Which reminds me that I should probably buy some Petco stock.

I get a it confused by that list tbh.

A lot of these things are either not useless or not going to be automated in the near term. I might despise advertising and people working with advertising as much as the next dude but you're dreaming of you think AI is going to make this go away.

I shamelessly reposted this to the CW thread if you want to throw this in there. I tend to agree, given that women have social power maybe UBI will actually happen once women are affected?

I suspect it, too, is a gimped/lossily accelerated version, with the full one to be released under the «DV» brand as part of their Foundry product. I may be wrong, however, and ultimately this PR-driven nomenclature is making less and less sense, they have trained like a dozen major models at this point, and more finetunes. Same story with Google's PaLM.

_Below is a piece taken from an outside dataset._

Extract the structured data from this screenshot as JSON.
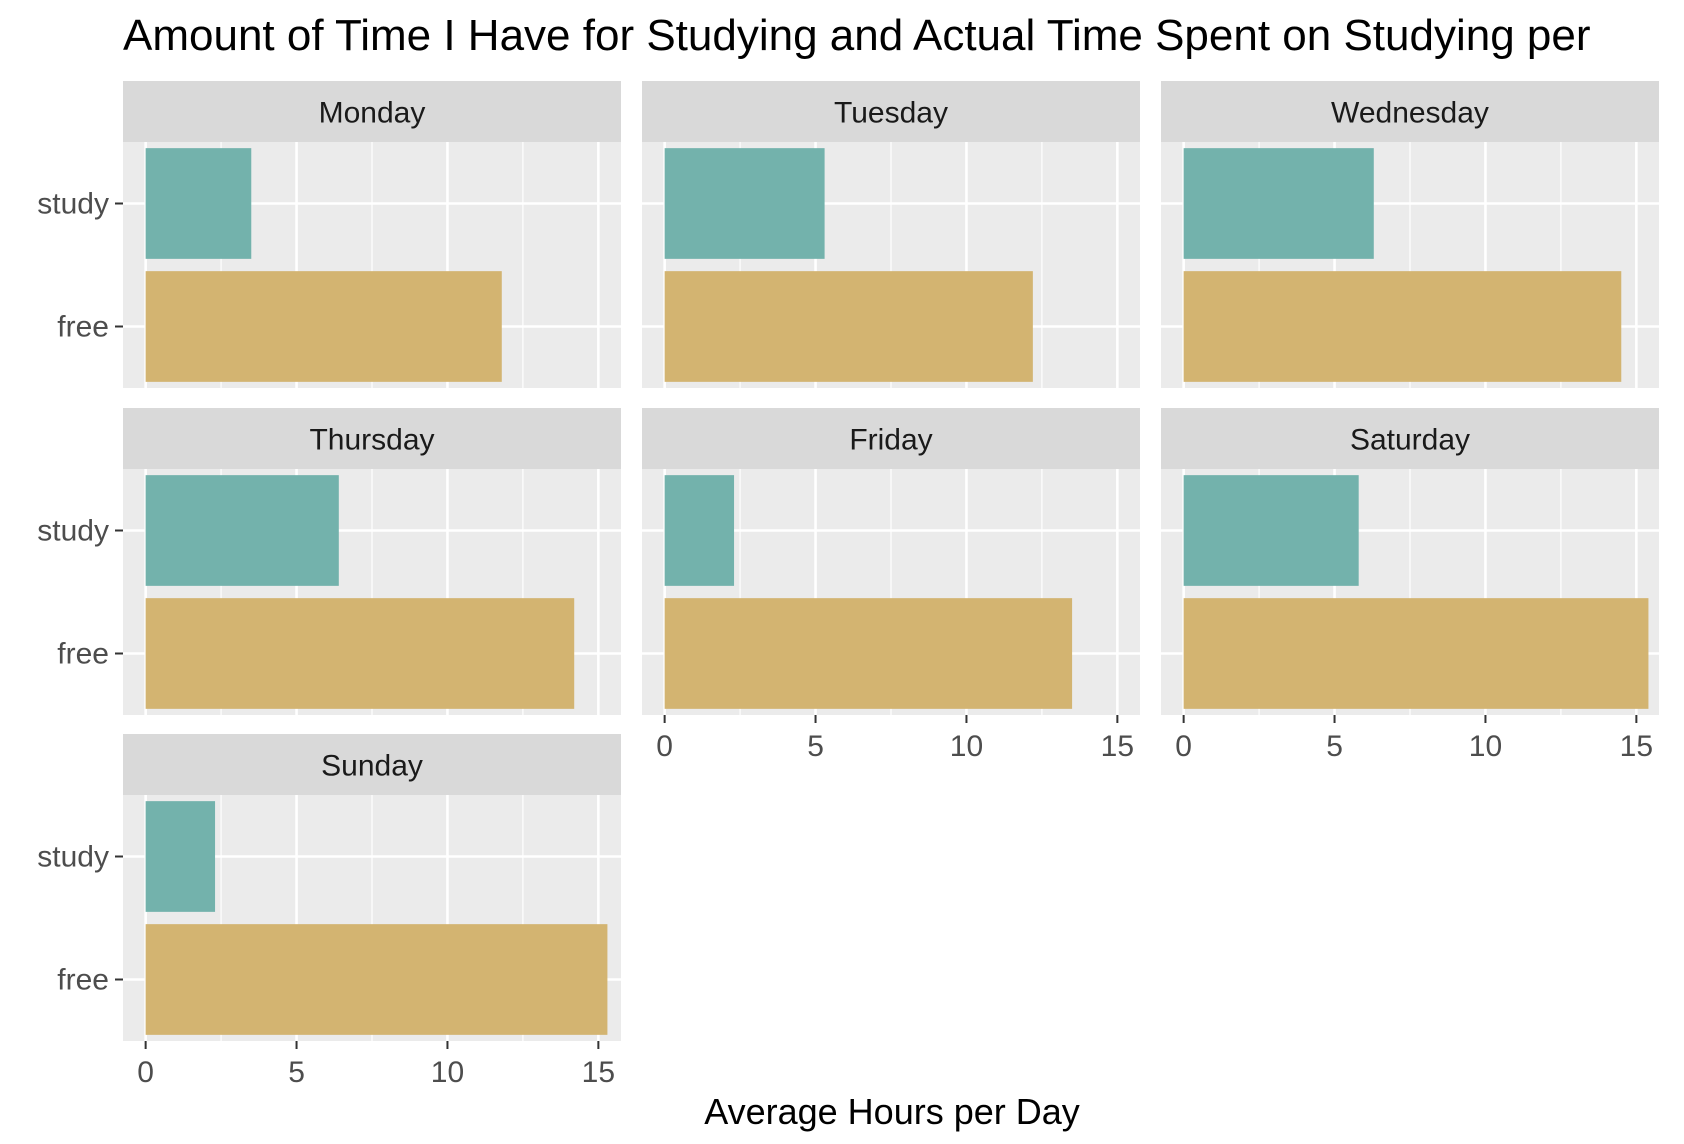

More importantly, quantity has a quality all of its own. DV offers a context window of 32k tokens. If the model can be cheaply ran with such enormous contexts, this will more than compensate for some intellectual deficiency in the context-sparse text-prediction mode. You have seen effects of StableDiffusion mega-detailed prompting, and of prompt prefixes that amount to a single page – now imagine 20 pages of precise specification, few-shot examples, chain-of-thought induction, explicit caveats for every failure mode discovered in testing; basically a full employee's manual. Writing and testing these megaprompts may become a new job for ex-middle managers who have suddenly transformed into leaf nodes of the org chart – for a short while.